I spent my lunch hour at an OLLI lunchtime lecture, learning about why we have coal in Illinois, and why sometimes coal formations have fossilized forests on top. The talk by Scott Elrick (of the Illinois State Geological Survey) was absolutely fascinating.
The first part of the talk looked at the history of continental drift, looking at where the land mass that eventually became North America (and the piece of it that became Illinois) was over the last few hundred million years. During the Pennsylvanian period, Illinois was roughly on the equator, which turns out to be important.
To get coal, you need to have lots of plant matter, but very little sediment. If you don’t have the plant material, you’ve got nothing to turn into coal. But even if you have the plant material, if you have any significant amount of sediment—inorganic material washed in by water and deposited on the ground—you don’t end up with coal, you just end up with shale.
There’s an area along the equator called the “convergence zone” where the weather of the northern hemisphere meets the weather of the southern hemisphere. Most of the time, this zone shifts north and south over the course of a year, meaning the tropics experience wet seasons and dry seasons. However, during the period in question there was extensive glaciation, meaning lower sea levels, which turns out to mean much less shifting of the convergence zone. Which means that, for a geologically long period of time, it rained a lot, all year.
That’s the circumstance that lets you get coal. To be more specific, that’s the circumstance that gets you peat.
Lots of plant matter, but very little sediment (because those plants had lots of roots to stabilize the ground, and they never had to die back, because there were no seasons). The plants grow, the plants die, the dead plants end up on the wet ground, they get covered with water, which limits the oxygen that gets to the plant, meaning that more plants can grow on top of them before they decay. Result: peat.

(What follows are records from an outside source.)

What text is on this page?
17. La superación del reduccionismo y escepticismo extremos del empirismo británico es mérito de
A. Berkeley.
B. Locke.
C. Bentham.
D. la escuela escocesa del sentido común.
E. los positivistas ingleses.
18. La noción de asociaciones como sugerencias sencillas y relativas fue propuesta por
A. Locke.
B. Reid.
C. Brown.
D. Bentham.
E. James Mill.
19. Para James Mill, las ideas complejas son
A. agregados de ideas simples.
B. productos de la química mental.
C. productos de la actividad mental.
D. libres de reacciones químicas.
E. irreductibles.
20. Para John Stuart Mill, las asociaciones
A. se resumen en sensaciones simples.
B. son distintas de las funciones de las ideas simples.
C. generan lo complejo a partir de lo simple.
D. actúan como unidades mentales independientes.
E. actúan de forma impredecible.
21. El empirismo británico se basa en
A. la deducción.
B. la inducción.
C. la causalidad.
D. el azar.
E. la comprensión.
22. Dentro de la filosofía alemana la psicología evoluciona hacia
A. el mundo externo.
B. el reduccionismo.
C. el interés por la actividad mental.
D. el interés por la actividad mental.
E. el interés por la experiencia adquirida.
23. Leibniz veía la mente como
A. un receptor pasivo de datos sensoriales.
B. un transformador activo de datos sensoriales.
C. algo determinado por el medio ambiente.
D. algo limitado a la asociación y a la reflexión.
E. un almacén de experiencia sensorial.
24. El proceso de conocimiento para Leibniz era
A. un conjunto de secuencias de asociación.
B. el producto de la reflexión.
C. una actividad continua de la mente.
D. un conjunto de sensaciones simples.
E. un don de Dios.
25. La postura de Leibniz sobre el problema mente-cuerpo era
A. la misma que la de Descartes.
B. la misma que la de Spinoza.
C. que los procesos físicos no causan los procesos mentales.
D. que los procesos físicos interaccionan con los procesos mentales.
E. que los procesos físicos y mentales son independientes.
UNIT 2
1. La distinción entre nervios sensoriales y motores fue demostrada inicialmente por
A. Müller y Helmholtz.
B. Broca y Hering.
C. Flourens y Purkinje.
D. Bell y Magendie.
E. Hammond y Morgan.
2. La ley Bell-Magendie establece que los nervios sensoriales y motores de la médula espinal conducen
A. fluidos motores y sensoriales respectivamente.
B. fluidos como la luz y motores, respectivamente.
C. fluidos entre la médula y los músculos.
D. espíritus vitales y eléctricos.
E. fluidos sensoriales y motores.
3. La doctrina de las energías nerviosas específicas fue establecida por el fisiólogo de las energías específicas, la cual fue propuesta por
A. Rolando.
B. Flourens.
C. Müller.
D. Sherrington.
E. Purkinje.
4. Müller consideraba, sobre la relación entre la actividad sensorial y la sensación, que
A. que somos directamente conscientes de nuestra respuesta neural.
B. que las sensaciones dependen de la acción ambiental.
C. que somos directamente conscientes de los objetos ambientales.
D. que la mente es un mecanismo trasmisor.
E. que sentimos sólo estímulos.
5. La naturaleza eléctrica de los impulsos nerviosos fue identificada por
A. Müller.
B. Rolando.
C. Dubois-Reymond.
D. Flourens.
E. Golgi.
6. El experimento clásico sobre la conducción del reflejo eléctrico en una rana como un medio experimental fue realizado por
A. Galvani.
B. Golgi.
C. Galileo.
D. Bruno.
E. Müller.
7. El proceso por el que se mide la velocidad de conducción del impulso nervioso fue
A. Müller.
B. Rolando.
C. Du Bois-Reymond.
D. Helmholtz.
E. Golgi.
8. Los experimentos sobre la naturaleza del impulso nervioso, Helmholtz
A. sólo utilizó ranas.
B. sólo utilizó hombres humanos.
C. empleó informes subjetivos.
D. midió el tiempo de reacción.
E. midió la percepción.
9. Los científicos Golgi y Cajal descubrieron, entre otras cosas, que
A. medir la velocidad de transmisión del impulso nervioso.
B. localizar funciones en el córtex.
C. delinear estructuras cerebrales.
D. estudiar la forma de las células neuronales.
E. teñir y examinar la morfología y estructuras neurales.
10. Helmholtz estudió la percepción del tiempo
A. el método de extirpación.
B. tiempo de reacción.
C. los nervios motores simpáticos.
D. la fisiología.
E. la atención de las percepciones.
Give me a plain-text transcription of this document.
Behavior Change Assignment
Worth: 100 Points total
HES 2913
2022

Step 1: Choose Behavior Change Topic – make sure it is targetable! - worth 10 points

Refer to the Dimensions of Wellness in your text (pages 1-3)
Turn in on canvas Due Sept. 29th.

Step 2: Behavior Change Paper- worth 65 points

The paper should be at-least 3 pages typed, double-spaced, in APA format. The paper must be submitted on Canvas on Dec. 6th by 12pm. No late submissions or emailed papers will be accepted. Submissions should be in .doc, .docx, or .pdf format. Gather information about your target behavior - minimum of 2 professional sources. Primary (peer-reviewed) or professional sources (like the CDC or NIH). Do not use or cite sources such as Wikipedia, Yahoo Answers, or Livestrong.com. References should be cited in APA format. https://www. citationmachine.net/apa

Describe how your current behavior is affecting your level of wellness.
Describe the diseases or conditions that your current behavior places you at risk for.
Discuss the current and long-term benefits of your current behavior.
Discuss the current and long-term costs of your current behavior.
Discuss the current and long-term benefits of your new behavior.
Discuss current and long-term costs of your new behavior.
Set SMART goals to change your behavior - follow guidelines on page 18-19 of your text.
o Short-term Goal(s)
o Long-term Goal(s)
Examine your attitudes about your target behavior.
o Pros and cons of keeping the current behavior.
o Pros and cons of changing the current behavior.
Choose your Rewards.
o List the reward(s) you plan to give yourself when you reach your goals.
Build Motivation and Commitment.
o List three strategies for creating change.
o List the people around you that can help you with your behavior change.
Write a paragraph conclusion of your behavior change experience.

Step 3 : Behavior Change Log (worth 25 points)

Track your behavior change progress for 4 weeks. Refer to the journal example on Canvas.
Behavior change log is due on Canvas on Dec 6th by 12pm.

To get coal takes one more thing: Your peat has to get buried. If it gets buried well enough that air never gets in there, and if it ends up buried deep enough that there’s some serious pressure and heat, and stays there for long enough, all the volatile (i.e. non-carbon) elements in the peat get cooked off. Result: coal.
So, in the Pennsylvanian, we had this long period of nothing but rainy season, allowing layers of peat to build up. But eventually the glacial period ended.
It turns out that glacial periods can end really fast. They start slow, with ice building up gradually over decades and centuries. But they can end very quickly, with centuries of ice melting in a matter of years.
The ice melts, the sea levels rise, and the convergence zone starts showing seasonality, moving north and south over the course of the year. Forests full of plants that expected rain every day suddenly had to adapt to tolerate dry seasons.
This produced a lot of changes, of course. The plant species show dramatic shifts. Crucially, they die back during the dry season—meaning that you start to see a lot more sediment.
In the fossil record, you see this as a thick vein of coal with a thick vein of shale on top.
And right here in east-central Illinois, something very interesting happened. Along a fault line, a series of earthquakes caused the ground on one side to sink. In that sunken area the sediment built up even more quickly—quickly enough to cover whole plants. Fallen trees were covered up faster than they could rot away. Branches with leaves were covered before the leaves could fall off.
The result is a thick vein of coal, with a fossil forest on top of it.
Is that cool or what?
This particular forest, near Danville, Illinois, was the first one discovered that was big enough that paleobotanists could study the forest at the level of the forest community. As opposed to just seeing what plants grew near a few other plants, they could see how the plants that grew near one another changed as you moved from one part of the forest to another.
Scott Elrick showed us all kinds of cool stuff. One thing was this artist’s rendition of the forest, showing large, tall trees growing very close to one another, something that would be rare in forest today. Turns out that these trees—Lycopods—had photosynthetic bark, and didn’t grow leaves until they reached their full height. So they didn’t shade out their neighbors the way modern trees do. They also had very long roots that extended many meters from the trunk, but the root systems were quite shallow, going just a few meters down.
He also had pictures taken from within the coal mine, showing the fossils of these trees—trunk and roots—growing right up out of the coal seam: Trees that had been alive when the weather changed and that ended up with a meter or two of sediment covering the bottom of the trunk fast enough that the tree never fell down. It just fossilized in place.
It was a great talk at which I learned all sorts of things about geology and paleobotany. I’m going to have to follow this guy’s work in the future.
That is very cool! Did Mr. Elrick explain whether that process was unique to our Central Illinois coalfields, or is the same process at work in, say, Pennsylvania? the Saarland? Australia? England?
And how can all that repeated growth and death cycle, followed by peatification followed by coalification have happened if the Earth is only 6017 years old?
I know the coal fields of England are also from this period. I gather that almost all the commercially exploitable coal fields in the world were laid down during the Carboniferous Period (which in the US is usually divided into the Pennsylvanian and the earlier Mississippian).
A lot of factors go into it. The low sea levels caused by glaciation also exposed vast swaths of former seabed to become low marshes. Also the plants evolved lignin (the stuff that makes wood wood-like) which is hard to break down, so a lot more plant matter persisted to be buried.